NSW Treasurer hands down economic statement ahead of September Budget

Treasurer Daniel Mookhey has handed down the NSW Government’s June Economic Statement ahead of the September Budget.

NSW Govt.   20 June 2023   Released by: Treasurer   Business and economy  Money and taxes


Treasurer Daniel Mookhey has handed down the NSW Government’s June Economic Statement ahead of the September Budget, shedding further light on the true state of NSW’s finances and the challenges inherited from the former government. 

NSW is experiencing a once-in-a-generation cost of living crisis due to rising rents, sky-rocketing mortgages, and increasing electricity bills and food prices on the back of 12 interest rate rises in 14 months. 

The Minns Labor Government is working hard to balance the need to support the people of NSW while also making tough decisions about spending. 

Since being elected in March, the Minns Government will make $500 available for energy bill relief to around 1.6 million eligible households, has listened to essential workers to deliver the biggest public-sector pay-rise in more than a decade, has abolished stamp duty on first home buyer property purchases up to $800,000 and is preparing to introduce a $60 weekly cap on tolls. 

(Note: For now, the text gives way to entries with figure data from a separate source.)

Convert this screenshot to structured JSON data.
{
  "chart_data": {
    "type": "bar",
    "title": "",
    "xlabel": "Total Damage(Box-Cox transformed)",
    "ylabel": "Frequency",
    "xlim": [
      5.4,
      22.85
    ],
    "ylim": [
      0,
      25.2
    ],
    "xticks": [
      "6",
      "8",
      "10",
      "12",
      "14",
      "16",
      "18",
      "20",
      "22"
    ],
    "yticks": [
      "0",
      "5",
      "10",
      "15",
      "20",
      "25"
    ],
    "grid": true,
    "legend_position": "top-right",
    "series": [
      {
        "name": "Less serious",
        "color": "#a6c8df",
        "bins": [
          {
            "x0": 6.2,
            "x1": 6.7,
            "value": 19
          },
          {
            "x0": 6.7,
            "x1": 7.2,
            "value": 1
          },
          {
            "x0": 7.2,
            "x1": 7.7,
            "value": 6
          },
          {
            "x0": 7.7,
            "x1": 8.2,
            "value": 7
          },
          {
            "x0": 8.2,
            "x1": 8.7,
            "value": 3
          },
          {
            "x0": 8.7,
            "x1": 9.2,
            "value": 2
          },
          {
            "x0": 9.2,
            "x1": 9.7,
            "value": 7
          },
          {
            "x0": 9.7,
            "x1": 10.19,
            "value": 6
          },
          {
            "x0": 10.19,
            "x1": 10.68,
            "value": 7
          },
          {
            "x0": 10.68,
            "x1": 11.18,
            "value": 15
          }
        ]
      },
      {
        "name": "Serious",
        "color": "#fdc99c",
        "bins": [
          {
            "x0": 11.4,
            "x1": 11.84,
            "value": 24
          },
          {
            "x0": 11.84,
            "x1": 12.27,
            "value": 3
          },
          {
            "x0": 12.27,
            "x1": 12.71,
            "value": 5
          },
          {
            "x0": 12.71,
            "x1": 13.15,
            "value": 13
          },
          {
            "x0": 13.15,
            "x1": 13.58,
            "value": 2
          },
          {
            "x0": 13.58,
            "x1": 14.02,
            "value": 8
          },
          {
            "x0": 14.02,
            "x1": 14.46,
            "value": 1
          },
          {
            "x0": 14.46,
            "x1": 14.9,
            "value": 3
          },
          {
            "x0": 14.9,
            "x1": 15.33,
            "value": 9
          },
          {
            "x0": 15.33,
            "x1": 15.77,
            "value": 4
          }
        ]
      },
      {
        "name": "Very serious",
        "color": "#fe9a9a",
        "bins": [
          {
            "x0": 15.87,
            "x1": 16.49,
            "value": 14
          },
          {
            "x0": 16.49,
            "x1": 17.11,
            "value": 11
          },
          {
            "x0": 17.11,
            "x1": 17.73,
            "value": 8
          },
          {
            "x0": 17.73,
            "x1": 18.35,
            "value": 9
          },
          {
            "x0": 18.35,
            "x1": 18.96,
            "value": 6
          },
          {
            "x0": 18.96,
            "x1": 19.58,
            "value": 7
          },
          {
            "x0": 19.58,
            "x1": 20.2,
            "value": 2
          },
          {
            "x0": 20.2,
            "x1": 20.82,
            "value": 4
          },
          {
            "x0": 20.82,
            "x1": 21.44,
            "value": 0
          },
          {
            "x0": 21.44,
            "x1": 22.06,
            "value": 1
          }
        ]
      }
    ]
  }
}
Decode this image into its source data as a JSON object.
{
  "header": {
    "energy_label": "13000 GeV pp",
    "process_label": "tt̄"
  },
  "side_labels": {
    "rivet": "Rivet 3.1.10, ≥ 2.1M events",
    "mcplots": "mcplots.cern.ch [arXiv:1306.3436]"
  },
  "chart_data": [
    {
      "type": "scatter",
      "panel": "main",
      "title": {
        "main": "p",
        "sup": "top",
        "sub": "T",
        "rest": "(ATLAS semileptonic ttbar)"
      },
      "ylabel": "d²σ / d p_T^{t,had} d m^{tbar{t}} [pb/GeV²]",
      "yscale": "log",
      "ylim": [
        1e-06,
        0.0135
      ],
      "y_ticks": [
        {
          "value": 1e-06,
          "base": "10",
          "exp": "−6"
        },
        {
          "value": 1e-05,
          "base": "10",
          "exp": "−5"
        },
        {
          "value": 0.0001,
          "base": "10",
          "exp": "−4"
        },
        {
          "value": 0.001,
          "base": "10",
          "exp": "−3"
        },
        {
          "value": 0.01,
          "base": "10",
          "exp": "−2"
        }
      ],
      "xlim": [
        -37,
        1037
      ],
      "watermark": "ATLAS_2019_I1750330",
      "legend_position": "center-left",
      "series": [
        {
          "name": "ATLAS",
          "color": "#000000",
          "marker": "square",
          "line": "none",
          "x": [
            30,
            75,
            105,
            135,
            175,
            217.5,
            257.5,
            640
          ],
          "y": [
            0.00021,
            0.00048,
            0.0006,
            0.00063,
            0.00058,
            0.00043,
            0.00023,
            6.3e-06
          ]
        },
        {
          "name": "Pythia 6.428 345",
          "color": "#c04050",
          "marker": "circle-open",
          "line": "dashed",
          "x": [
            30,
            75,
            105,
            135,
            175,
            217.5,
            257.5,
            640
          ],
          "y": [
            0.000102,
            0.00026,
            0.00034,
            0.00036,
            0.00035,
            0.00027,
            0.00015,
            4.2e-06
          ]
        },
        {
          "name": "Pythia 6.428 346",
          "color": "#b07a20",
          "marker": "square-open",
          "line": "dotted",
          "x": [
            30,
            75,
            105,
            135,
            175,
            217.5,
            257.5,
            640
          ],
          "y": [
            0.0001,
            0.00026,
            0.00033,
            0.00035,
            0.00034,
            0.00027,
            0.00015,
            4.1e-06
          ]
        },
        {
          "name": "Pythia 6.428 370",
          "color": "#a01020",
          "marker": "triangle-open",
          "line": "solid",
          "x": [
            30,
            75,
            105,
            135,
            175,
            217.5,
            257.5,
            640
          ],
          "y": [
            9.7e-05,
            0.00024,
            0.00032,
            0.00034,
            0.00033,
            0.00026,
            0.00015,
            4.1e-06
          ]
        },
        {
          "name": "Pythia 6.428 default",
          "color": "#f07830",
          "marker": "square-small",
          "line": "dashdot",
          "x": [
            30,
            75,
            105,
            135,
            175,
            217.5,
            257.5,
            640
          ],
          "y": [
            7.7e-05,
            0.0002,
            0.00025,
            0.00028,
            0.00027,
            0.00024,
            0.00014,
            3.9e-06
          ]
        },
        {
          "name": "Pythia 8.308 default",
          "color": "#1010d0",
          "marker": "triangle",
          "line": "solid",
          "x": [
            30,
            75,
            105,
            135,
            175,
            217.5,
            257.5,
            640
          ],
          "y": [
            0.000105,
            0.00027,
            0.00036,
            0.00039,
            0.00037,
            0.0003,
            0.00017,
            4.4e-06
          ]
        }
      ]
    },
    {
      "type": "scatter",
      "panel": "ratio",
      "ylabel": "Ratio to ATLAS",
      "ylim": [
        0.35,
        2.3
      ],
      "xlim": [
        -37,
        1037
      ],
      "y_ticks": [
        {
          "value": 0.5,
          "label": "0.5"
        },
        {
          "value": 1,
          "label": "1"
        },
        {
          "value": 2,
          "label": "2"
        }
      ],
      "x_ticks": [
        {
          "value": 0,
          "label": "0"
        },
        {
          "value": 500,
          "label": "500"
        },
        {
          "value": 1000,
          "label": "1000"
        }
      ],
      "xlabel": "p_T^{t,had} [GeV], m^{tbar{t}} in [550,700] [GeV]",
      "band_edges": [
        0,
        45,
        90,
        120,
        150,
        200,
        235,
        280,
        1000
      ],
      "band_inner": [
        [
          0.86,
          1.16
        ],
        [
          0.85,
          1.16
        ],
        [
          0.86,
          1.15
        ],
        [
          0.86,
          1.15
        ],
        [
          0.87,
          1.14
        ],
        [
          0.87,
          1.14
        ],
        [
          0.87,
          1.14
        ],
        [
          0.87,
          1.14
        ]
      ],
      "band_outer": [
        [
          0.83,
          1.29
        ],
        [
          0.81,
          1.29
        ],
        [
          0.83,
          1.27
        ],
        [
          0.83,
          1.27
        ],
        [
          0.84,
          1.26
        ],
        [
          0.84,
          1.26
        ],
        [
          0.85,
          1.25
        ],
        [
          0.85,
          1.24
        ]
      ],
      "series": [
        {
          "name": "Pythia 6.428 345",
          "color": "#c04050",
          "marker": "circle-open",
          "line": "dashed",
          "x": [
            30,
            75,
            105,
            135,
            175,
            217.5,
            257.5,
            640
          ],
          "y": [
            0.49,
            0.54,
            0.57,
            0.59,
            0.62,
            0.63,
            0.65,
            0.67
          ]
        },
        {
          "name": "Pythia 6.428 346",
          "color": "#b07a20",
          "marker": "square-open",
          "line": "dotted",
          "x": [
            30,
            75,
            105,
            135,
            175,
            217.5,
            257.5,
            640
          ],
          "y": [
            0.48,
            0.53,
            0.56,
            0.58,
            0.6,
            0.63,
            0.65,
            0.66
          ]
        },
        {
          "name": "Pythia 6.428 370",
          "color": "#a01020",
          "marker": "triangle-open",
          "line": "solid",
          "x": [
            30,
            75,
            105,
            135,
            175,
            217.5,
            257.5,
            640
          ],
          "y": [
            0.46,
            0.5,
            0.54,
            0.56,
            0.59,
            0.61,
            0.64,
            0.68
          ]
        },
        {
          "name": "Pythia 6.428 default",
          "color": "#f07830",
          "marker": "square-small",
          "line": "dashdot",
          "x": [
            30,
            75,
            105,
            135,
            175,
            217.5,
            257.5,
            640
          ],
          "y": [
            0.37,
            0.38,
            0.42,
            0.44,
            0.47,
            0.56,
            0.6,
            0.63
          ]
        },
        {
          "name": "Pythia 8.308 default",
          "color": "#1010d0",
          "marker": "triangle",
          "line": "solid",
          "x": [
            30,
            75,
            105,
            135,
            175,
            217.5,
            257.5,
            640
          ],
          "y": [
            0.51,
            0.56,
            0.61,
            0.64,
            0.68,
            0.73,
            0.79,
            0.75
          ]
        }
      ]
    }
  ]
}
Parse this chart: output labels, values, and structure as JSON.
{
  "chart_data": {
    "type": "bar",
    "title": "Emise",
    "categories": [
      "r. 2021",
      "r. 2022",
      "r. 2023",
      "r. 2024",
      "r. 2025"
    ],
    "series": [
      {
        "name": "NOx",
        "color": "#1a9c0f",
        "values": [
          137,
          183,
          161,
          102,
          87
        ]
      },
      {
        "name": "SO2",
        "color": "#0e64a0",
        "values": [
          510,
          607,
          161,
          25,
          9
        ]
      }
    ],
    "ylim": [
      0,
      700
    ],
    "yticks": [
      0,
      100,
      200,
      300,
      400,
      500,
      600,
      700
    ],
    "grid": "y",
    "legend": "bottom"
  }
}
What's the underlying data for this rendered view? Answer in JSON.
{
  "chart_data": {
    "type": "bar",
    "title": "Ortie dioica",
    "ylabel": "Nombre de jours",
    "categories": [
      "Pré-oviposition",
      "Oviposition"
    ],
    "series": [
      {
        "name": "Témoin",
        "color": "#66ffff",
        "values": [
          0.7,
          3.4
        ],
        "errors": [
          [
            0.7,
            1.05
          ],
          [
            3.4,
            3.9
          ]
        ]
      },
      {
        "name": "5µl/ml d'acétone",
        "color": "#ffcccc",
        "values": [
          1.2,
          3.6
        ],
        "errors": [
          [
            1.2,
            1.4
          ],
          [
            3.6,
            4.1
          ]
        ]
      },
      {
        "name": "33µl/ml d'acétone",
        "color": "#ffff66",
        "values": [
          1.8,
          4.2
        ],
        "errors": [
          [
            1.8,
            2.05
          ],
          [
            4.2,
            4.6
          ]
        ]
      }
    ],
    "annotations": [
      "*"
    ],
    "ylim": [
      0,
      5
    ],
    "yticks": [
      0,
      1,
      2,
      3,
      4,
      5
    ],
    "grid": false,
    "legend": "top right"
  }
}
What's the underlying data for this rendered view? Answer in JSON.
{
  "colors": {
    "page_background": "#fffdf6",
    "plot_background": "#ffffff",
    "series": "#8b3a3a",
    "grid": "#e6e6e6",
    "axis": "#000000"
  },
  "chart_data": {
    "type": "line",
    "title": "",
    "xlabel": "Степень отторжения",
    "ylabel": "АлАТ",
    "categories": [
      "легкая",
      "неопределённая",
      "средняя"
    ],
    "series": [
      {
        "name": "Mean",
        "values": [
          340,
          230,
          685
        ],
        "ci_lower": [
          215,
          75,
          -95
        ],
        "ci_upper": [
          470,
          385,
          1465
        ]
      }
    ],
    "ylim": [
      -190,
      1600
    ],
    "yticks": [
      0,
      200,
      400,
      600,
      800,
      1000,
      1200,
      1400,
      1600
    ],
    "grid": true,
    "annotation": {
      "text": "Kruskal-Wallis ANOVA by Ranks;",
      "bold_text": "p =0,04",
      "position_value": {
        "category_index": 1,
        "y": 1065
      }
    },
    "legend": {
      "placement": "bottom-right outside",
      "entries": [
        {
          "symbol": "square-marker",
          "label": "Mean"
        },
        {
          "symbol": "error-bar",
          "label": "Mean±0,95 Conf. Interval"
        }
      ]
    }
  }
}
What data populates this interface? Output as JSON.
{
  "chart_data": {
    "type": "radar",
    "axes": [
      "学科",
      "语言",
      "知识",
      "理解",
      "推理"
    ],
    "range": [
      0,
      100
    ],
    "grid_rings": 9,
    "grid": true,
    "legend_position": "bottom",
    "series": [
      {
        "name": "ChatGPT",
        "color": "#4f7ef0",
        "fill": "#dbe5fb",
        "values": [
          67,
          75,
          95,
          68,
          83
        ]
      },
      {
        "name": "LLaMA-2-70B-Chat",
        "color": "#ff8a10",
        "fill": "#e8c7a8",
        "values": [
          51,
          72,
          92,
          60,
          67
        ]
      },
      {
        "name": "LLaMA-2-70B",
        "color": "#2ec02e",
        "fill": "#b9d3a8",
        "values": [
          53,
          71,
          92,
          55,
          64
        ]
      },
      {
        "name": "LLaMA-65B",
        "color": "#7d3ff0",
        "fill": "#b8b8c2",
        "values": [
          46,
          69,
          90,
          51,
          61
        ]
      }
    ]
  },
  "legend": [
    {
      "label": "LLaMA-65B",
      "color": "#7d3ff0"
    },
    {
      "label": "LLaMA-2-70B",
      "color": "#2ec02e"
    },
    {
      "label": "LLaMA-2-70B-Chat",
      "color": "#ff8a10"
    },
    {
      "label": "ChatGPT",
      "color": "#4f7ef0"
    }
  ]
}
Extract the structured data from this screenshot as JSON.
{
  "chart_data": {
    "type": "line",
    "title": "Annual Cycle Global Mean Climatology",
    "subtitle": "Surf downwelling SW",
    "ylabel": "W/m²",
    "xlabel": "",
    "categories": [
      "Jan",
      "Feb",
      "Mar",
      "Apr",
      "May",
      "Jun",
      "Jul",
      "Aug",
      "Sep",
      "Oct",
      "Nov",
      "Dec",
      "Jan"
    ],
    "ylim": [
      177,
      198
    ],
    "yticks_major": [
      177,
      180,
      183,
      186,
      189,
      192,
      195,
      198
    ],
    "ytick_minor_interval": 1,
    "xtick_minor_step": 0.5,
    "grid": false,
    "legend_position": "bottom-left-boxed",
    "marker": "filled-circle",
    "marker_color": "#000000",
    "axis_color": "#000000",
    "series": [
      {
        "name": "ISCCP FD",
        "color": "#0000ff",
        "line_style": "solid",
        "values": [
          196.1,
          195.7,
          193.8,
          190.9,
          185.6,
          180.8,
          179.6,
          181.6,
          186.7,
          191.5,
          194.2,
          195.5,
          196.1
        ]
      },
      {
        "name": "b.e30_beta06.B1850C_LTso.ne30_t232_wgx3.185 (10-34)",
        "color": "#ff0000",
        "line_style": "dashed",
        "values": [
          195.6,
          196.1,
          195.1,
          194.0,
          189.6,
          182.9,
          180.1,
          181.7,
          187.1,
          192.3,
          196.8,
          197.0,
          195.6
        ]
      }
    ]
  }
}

In addressing NSW Parliament on Tuesday, Treasurer Daniel Mookhey provided fresh insights into the Government’s books and the problems left behind from the former Liberal-National government. 

These included: 

  • $25.3 billion of debt planned to be directed into the NGF Debt Retirement Fund
  • When the net proceeds of the Debt Retirement Fund are put to one side, the much-touted surplus in 2024-25 turns into a $911 million deficit 
  • Interest payments are due to rise from $2.5 billion in 2020-21 to $7 billion in 2025-26 
  • $33.9 billion of new expenditure measures to 2025-26 has been added in just 14 months. This is a faster rise in spending than any government in living memory, except in times of war or emergency 
  • Around $7 billion of difficult to avoid pressures including a funding cliff facing Cyber Security NSW, out-of-home care and funding for 1,112 healthcare worker jobs 
  • Funding for TAFE cut by 10 per cent – falling from $2 billion to $1.8 billion for the forward estimates 
  • A $669 million bail-out required for NSW Government insurance schemes, including $473 million for the Treasury Managed Fund.
  • A $30 billion revaluation of government assets which will increase depreciation by hundreds of millions of dollars a year, starting from July. 

The former government’s acceleration in spending combined with rising debt levels has also put pressure on the State’s triple-A credit ratings (Moody’s and Fitch), which the Minns Labor Government will address as it continues to assess the State’s finances in the lead-up to the September 19 Budget. 

As the largest State in Australia, NSW must do its bit to fight inflation while protecting essential services. Failure to take action risks adding to inflation pressures and consequently higher interest rates.  

The Treasurer has indicated his intention to calmly and methodically prepare a strategy that is right for the times. 

Treasurer Daniel Mookhey said: 

“Today’s Economic Statement is part of the Government’s commitment to addressing the once-in-a-generation cost of living crisis and bringing the State’s spending under control to help curb inflation. Ahead of the September Budget, the NSW Government will continue to assess how we can best spend the public’s money on the public’s priorities. 

“Finance Minister Courtney Houssos and I are poring over every dollar the NSW Government spends. Through the Comprehensive Expenditure Review being led by Minister Houssos, we’re focused on doing all we can to fight inflation, support the delivery of the State’s essential services and only direct funding to programs that work

“The NSW Government is hard at work tackling the cost-of-living crisis so families no longer have to live month-to-month in fear of the next interest rate rise or their next utility bill or their next visit to the supermarket or notice from their landlord. 

“There are tough choices ahead. They will not be easy. But they cannot be avoided. Ignoring them means taking the risk that inflation continues to persist; interest rates continue to rise; living standards continue to fall; and the state’s finances continue to deteriorate.”